The provisions of paragraph 4 shall not apply from the year on which the date of entry into force of the pension law of the employee (396/2006) The supplement referred to in paragraph 2.

As regards the amount of the countervailing duty referred to in Article 16, the amount of the countervailing duty shall not be counted on the basis of the criteria laid down by Article 5 (4) of the Pensions Act of the Ministry of Social Affairs and Health. Cost loading and payment losses.

THEY 9/2012 , StVM 4/2012, TaVL 21/2012, EV 47/2012

30.11.2012/668:

This Act shall enter into force on 1 January 2013.

THEY 108/2012 , TaVM 9/2012, EV 98/2012

30.11.2012/702

This Act shall enter into force on 21 December 2012.

THEY 55/2012 , TaVM 12/2012, EV 116/2012

13.12.2013:

This Act shall enter into force on 1 January 2014.

THEY 83/2013 , TAVM 28/2013, PVL 24/2013, EV 146/2013

7.3.2014/18:

This Act shall enter into force on 15 March 2014.

THEY 94/2013 , TaVM 38/2013, PeVL 43/2013, EV 4/2014, Directive 2011 /61/eu of the European Parliament and of the Council; (32011L0061); OJ L 174, 1.7.2011, p. 1

8.8.2014/29:

This Act shall enter into force on 15 August 2014.

THEY 39/2014 , TaVM 6/2014, EV 62/2014

12.12.2014/1046:

This Act shall enter into force on 1 January 2015.

Persons who, at the time of entry into force of the law, are insiders of an occupational pension insurance company within the meaning of Article 12g shall make an inside declaration within five months of the date of entry into force of the law.

THEY 96/2014 , StVM 13/2014, EV 141/2014

ON 30 DECEMBER 2011,

This Act shall enter into force on 1 January 2015 and shall be valid until 31 December 2017.

This law shall apply until 31 December 2032 to housing limited companies incorporated in the subsidiary of a working pension insurance company which have been established in force.

THEY 202/2014 , StVM 31/2014, EV 215/2014

20.3.2015/309:

This Act shall enter into force on 1 January 2016.

THEY 344/2014 , TaVM 30/2014, EV 304/2014, Directive 2009 /138/EC of the European Parliament and of the Council (32009L0138); OJ L 335, 17.12.2009, p.
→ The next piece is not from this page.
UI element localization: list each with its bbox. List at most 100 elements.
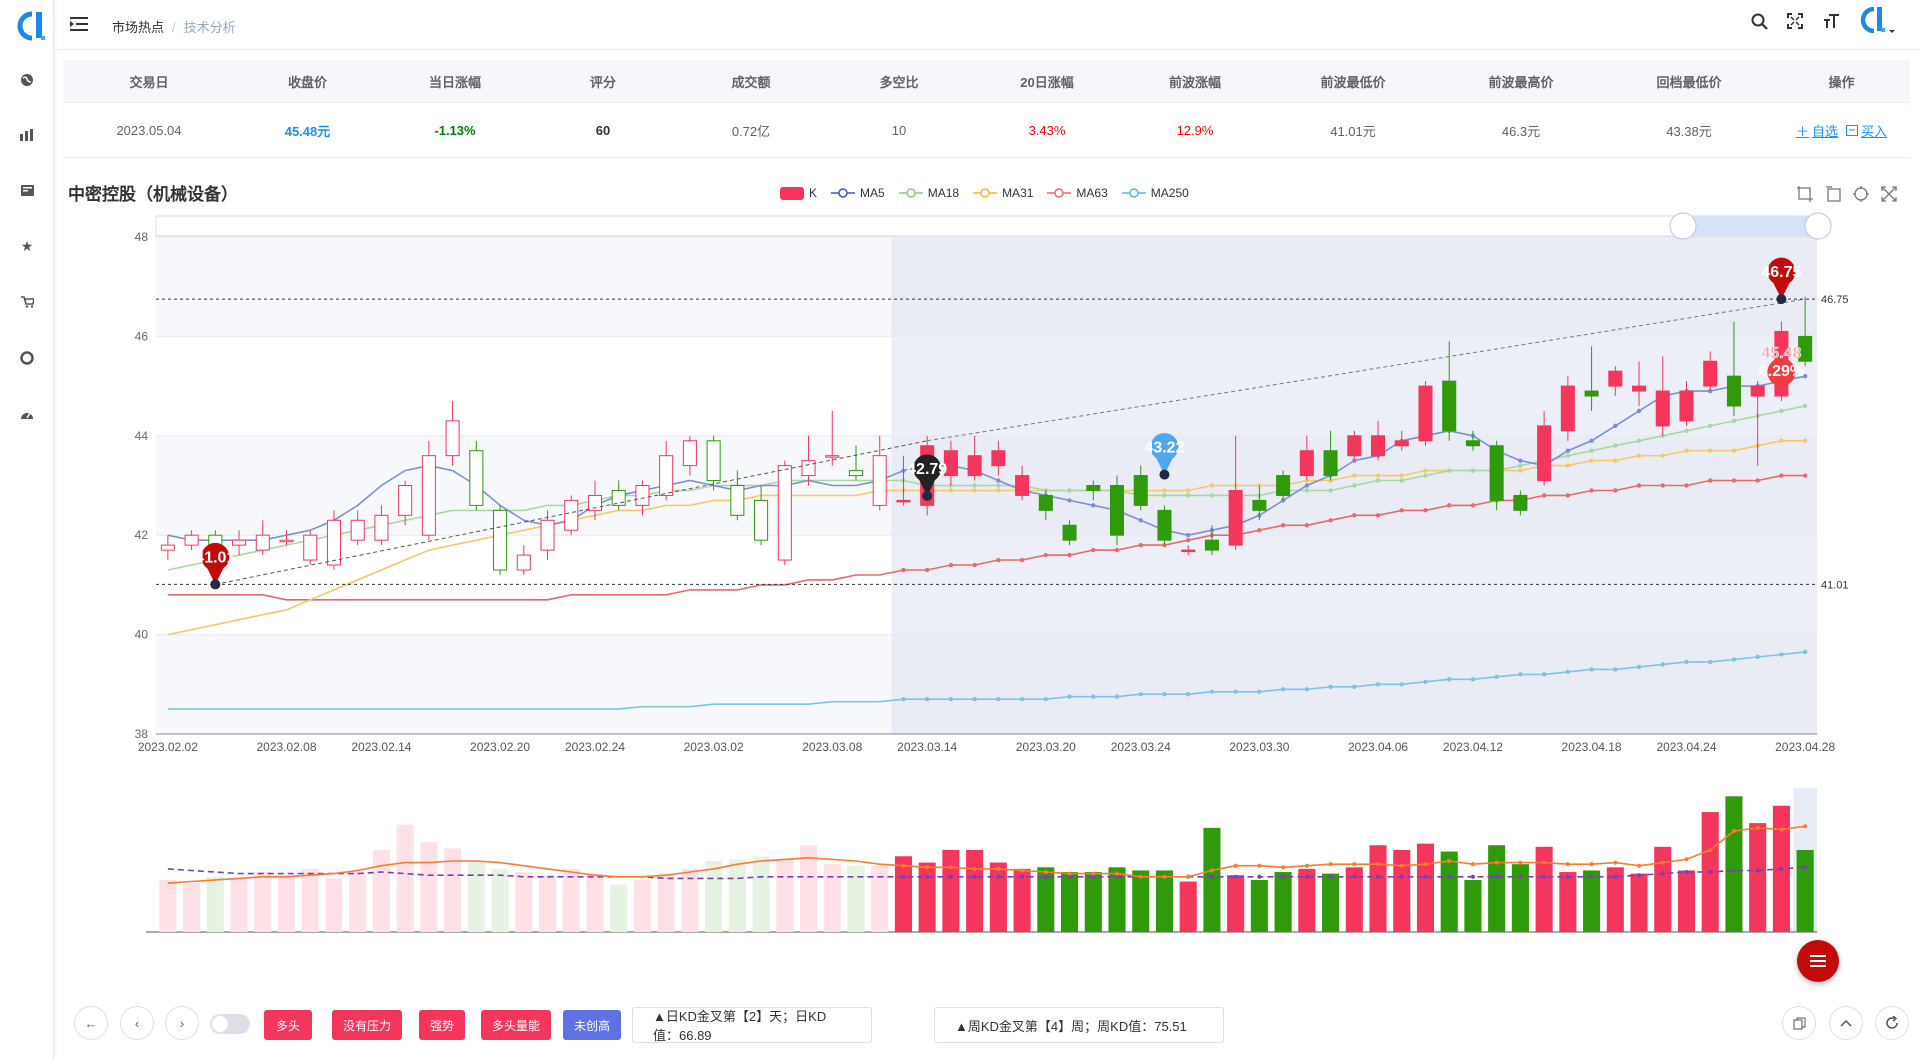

Directive 2011 /89/EU of the European Parliament and of the Council (32011L0089); OJ L 326, 8.12.2011, p. 113., European Parliament and Council Directive 2014 /51/EU (32014L0051); OJ L 153, 22.5.2014, p. 1.

20.3.2015/3:

This Act shall enter into force on 1 January 2016.
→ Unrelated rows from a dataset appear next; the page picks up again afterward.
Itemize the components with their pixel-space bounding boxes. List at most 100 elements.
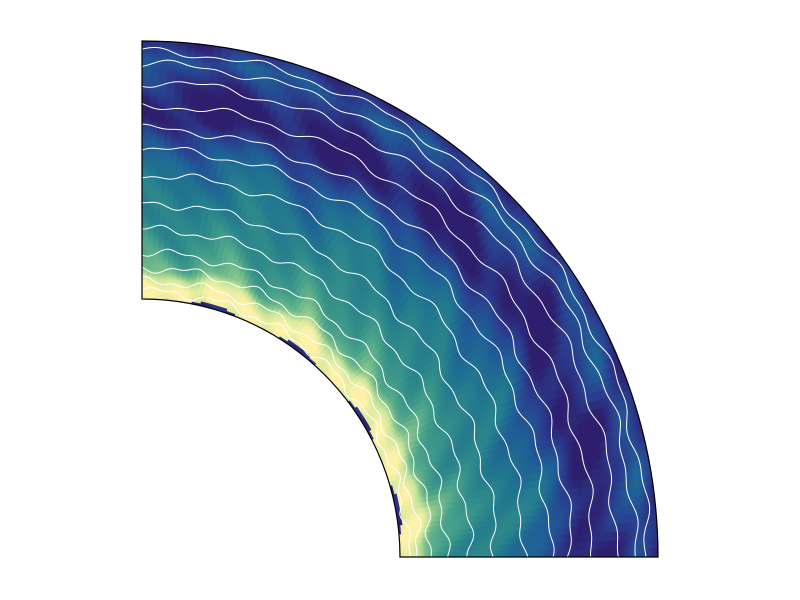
field-cell bbox=[236, 279, 243, 285]
field-cell bbox=[324, 337, 331, 344]
field-cell bbox=[272, 329, 278, 335]
field-cell bbox=[364, 421, 370, 428]
field-cell bbox=[290, 297, 297, 303]
field-cell bbox=[405, 470, 411, 477]
field-cell bbox=[354, 357, 361, 364]
field-cell bbox=[377, 445, 383, 452]
field-cell bbox=[275, 313, 282, 319]
field-cell bbox=[252, 281, 259, 287]
field-cell bbox=[299, 329, 306, 335]
field-cell bbox=[372, 422, 378, 429]
field-cell bbox=[279, 296, 286, 302]
field-cell bbox=[217, 271, 224, 277]
field-cell bbox=[146, 289, 152, 293]
field-cell bbox=[397, 442, 403, 449]
field-cell bbox=[317, 345, 324, 352]
field-cell bbox=[223, 287, 230, 292]
field-cell bbox=[308, 333, 315, 339]
field-cell bbox=[346, 383, 352, 390]
field-cell bbox=[239, 299, 246, 305]
field-cell bbox=[363, 381, 370, 388]
field-cell bbox=[352, 378, 359, 385]
field-cell bbox=[287, 313, 294, 319]
field-cell bbox=[367, 425, 373, 432]
field-cell bbox=[322, 361, 328, 368]
field-cell bbox=[401, 411, 407, 419]
field-cell bbox=[322, 324, 329, 331]
field-cell bbox=[269, 293, 276, 299]
field-cell bbox=[212, 272, 219, 277]
field-cell bbox=[344, 359, 351, 366]
field-cell bbox=[326, 327, 333, 334]
field-cell bbox=[222, 275, 229, 280]
field-cell bbox=[311, 321, 318, 328]
field-cell bbox=[305, 338, 311, 344]
field-cell bbox=[399, 441, 405, 448]
field-cell bbox=[365, 387, 371, 394]
field-cell bbox=[251, 320, 257, 326]
field-cell bbox=[393, 398, 399, 405]
field-cell bbox=[337, 337, 344, 344]
field-cell bbox=[378, 383, 385, 390]
field-cell bbox=[396, 463, 401, 470]
field-cell bbox=[401, 440, 406, 447]
field-cell bbox=[393, 449, 398, 456]
field-cell bbox=[146, 272, 153, 276]
field-cell bbox=[371, 400, 378, 407]
field-cell bbox=[312, 311, 319, 318]
field-cell bbox=[405, 449, 410, 456]
field-cell bbox=[393, 415, 400, 423]
field-cell bbox=[351, 373, 357, 380]
field-cell bbox=[370, 418, 376, 425]
field-cell bbox=[408, 425, 414, 433]
field-cell bbox=[413, 446, 418, 453]
field-cell bbox=[290, 325, 297, 331]
field-cell bbox=[278, 308, 285, 314]
field-cell bbox=[300, 319, 307, 325]
field-cell bbox=[226, 276, 234, 282]
field-cell bbox=[216, 276, 223, 281]
field-cell bbox=[396, 458, 402, 465]
field-cell bbox=[328, 368, 335, 374]
field-cell bbox=[296, 316, 303, 323]
field-cell bbox=[310, 353, 317, 360]
field-cell bbox=[363, 411, 369, 418]
field-cell bbox=[212, 292, 218, 297]
field-cell bbox=[270, 313, 277, 319]
field-cell bbox=[306, 310, 314, 317]
field-cell bbox=[255, 322, 261, 328]
field-cell bbox=[280, 332, 287, 338]
field-cell bbox=[284, 316, 291, 323]
field-cell bbox=[370, 406, 377, 413]
field-cell bbox=[271, 289, 278, 295]
field-cell bbox=[389, 440, 395, 447]
field-cell bbox=[349, 374, 356, 381]
field-cell bbox=[253, 314, 260, 320]
field-cell bbox=[247, 307, 253, 312]
field-cell bbox=[309, 347, 316, 354]
field-cell bbox=[385, 414, 392, 421]
field-cell bbox=[328, 355, 334, 361]
field-cell bbox=[273, 327, 279, 333]
field-cell bbox=[229, 284, 236, 289]
field-cell bbox=[142, 261, 148, 265]
field-cell bbox=[380, 400, 386, 408]
field-cell bbox=[332, 371, 338, 378]
field-cell bbox=[399, 446, 404, 453]
field-cell bbox=[414, 456, 420, 464]
field-cell bbox=[248, 277, 255, 283]
field-cell bbox=[384, 426, 390, 433]
field-cell bbox=[335, 332, 342, 339]
field-cell bbox=[328, 361, 335, 368]
field-cell bbox=[340, 349, 347, 356]
field-cell bbox=[432, 546, 435, 553]
field-cell bbox=[319, 350, 326, 357]
field-cell bbox=[420, 460, 425, 467]
field-cell bbox=[387, 456, 392, 463]
field-cell bbox=[308, 325, 315, 331]
field-cell bbox=[390, 393, 397, 401]
field-cell bbox=[274, 315, 281, 321]
field-cell bbox=[242, 305, 249, 310]
field-cell bbox=[142, 296, 148, 300]
field-cell bbox=[320, 334, 327, 340]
THEY 344/2014 , TaVM 30/2014, EV 304/2014, Directive 2009 /138/EC of the European Parliament and of the Council (32009L0138); OJ L 335, 17.12.2009, p. Directive 2011 /89/EU of the European Parliament and of the Council (32011L0089); OJ L 326, 8.12.2011, p. 113., European Parliament and Council Directive 2014 /51/EU (32014L0051); OJ L 153, 22.5.2014, p. 1.

20.3.2015/318:

This Act shall enter into force on 1 January 2017.